There is however, one major drawback. At scale (100s of Pull DPs) you are pretty much guaranteed that at any given time a handful of them are ‘stuck on stupid’. There will be a huge backlog of jobs waiting to transfer but the Pull DP is not downloading content and refuses to process new jobs.
In almost every case this boils down to BITS jobs gone wild. I don’t know if the PullDP is just losing track of the jobs but in such cases you can pull up the list of BITS jobs where it’s clear that the lights are on but nobody’s home. The list contains the maximum number of BITS jobs allowed but few/none of them are progressing or doing anything. Often troubleshooting individual jobs lead to some ‘transient’ error that’s been going on for days/weeks/lifetimes. Solution: whack the entire BITS job queue, cross your fingers, and hope that the PullDP figures it all out.
I’d like to recommend that ConfigMgr add a timeout to every BITS job. For extra points make it a user-configurable option on the site and/or DP level. If the job doesn’t complete (or maybe just doesn’t make any progress) over a period of time then whack the job and start again. If there’s multiple sources for the Pull DP then switch to another source.

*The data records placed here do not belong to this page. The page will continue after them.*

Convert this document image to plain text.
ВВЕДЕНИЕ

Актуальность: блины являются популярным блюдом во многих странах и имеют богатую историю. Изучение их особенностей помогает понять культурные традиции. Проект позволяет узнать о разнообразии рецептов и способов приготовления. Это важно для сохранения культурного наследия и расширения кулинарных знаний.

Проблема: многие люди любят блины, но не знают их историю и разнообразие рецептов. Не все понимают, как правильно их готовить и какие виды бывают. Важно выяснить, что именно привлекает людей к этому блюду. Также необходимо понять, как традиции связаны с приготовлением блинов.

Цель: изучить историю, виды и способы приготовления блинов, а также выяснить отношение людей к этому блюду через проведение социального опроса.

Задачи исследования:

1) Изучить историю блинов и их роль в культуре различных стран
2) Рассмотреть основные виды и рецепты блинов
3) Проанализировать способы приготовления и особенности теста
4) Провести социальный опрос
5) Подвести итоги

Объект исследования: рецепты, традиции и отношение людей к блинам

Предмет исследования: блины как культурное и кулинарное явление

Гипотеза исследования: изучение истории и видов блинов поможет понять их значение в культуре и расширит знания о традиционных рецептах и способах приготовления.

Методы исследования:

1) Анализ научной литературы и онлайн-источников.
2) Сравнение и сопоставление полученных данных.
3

Yes, this will cause some in-situ content to be lost and redownloaded. I’ll take that over having to manually whack the whole BITS queue myself any day of the week. I’m perfectly fine taking a conservative approach with a large timeout (5/10/15/30 minutes) but at some point you need to cut your losses and try again so that the transfer can succeed.
(FWIW: I don’t see any reason this should not apply equally to the Client either which a PullDP essentially is.)
You got to know when to hold 'em.
Know when to fold 'em.
Know when to walk away.
Know when to run.